ABEILLE est, dans maintes provinces, associée à la vie même du foyer et aux fêtes du calendrier. Les avettes sont prévenues des événements qui intéressent la famille. C’est ainsi que, au début de ce siècle, en Basse-Bretagne, on entourait les ruches d’une étoffe rouge à la naissance d’un garçon. Dans le même pays, dans les Vosges et en Gironde, le jour du mariage on fixait sur la petite demeure de ces insectes un morceau de linge voyant, surtout du rouge ; dans le Bocage normand, on arborait du blanc, plus en rapport avec la cérémonie. En Basse-Bretagne, en cas de réjouissance, on plaçait un drap rouge sur les ruches.

On croit aussi que la prospérité des mouches est en rapport avec la santé de ses propriétaires. En Gironde, disait-on, vers 1900, leur nombre diminue à mesure que le maître vieillit ; à sa mort, l’« esseneau » s’en va. En Ille-et-Vilaine, lorsque le « patron » est décédé, les gentilles et laborieuses ouvrières ne profitent plus et meurent dans l’année ; dans l’Auxois, en cas de mort ou de départ, elles dépérissent. Dans les Deux-Sèvres, on peut noter une croyance analogue : lorsqu’une ruche meurt, il doit mourir quelqu’un dans la maison.

Aussi, lors des décès prend-on toutes sortes de précautions. On annonce à ces bestioles le trépas du maître. En Eure-et-Loir, avant même de prévenir le maire et le curé, on portait des rubans noirs aux ruches et on disait : « Abeilles, petites abeilles, je viens vous avertir que votre maître est mort. » Dans les Hautes-Vosges, on frappe les ruches avec la main ouverte et on dit trois fois : « Votre maître est mort, vous changez de maître ! » En Béarn, on leur tient une sorte de discours ; en Normandie, on les prévenait par ces mots : « Mes petites belles, votre père, ou votre oncle, ou votre sœur, etc., est mort. » Pour s’assurer que les insectes avaient bien entendu, on frappait légèrement avec une baguette sur la ruche jusqu’à ce qu’on perçût un léger bourdonnement.

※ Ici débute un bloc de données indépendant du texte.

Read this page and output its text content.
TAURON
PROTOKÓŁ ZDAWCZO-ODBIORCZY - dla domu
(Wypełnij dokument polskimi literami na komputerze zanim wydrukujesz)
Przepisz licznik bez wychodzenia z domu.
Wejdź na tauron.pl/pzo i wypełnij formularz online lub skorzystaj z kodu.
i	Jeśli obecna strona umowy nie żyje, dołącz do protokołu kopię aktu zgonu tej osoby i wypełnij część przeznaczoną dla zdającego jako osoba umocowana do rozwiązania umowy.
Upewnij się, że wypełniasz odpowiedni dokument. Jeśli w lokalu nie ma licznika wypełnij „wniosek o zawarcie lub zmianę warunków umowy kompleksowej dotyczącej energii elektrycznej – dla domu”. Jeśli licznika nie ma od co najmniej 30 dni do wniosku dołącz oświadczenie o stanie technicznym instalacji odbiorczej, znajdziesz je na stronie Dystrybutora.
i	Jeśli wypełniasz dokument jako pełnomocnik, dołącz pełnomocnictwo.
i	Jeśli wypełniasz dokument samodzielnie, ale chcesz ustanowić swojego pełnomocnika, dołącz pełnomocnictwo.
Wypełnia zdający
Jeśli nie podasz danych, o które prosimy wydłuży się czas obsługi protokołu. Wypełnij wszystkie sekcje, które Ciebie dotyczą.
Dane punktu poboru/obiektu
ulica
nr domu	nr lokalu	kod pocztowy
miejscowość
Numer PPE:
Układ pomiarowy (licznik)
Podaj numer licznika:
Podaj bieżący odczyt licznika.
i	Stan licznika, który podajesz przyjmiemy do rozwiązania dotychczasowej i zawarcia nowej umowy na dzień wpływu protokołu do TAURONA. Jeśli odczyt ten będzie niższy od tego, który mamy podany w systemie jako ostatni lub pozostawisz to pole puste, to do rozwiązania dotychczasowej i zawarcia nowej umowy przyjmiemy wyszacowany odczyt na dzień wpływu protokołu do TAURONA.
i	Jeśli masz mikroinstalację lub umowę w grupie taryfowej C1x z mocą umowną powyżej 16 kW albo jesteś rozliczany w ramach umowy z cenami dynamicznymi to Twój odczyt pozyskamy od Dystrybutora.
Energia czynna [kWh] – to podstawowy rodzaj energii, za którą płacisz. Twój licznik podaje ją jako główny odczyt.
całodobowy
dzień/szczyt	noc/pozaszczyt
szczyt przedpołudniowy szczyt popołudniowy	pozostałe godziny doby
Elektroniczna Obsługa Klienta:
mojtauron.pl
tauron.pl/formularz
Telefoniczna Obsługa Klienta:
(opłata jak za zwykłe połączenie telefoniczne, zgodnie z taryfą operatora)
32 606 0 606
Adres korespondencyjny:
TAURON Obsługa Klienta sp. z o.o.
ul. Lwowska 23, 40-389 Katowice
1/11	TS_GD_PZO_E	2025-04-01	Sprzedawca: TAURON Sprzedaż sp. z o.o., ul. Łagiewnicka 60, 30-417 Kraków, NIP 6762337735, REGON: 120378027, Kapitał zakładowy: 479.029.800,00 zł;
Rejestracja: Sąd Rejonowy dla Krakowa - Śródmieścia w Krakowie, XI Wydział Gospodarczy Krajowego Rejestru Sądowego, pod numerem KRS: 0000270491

À la mort, on fixe un chiffon noir sur le logis des mouchettes ; dans la Mayenne, c’était un morceau de linge, le plus sale que l’on pouvait trouver et ayant appartenu au défunt ; les abeilles, le croyant toujours là, n’étaient point ainsi tentées de s’en aller. En Vendée, cet usage n’avait lieu qu’au convoi de la maîtresse. En Béarn, on découvrait les ruches et elles restaient dans cet état jusqu’après l’inhumation.

Dans les Vosges, nous apprend le Magasin pittoresque de 1866, quand un chef de famille décédait, il était d’usage, dans presque tout le département, de suspendre aux ruches un morceau d’étoffe noire ; sans cette précaution, les abeilles partiraient dans les neuf jours ; aux noces, l’étoffe était de couleur, parce que l’on tenait à faire participer les petites bestioles à la joie générale.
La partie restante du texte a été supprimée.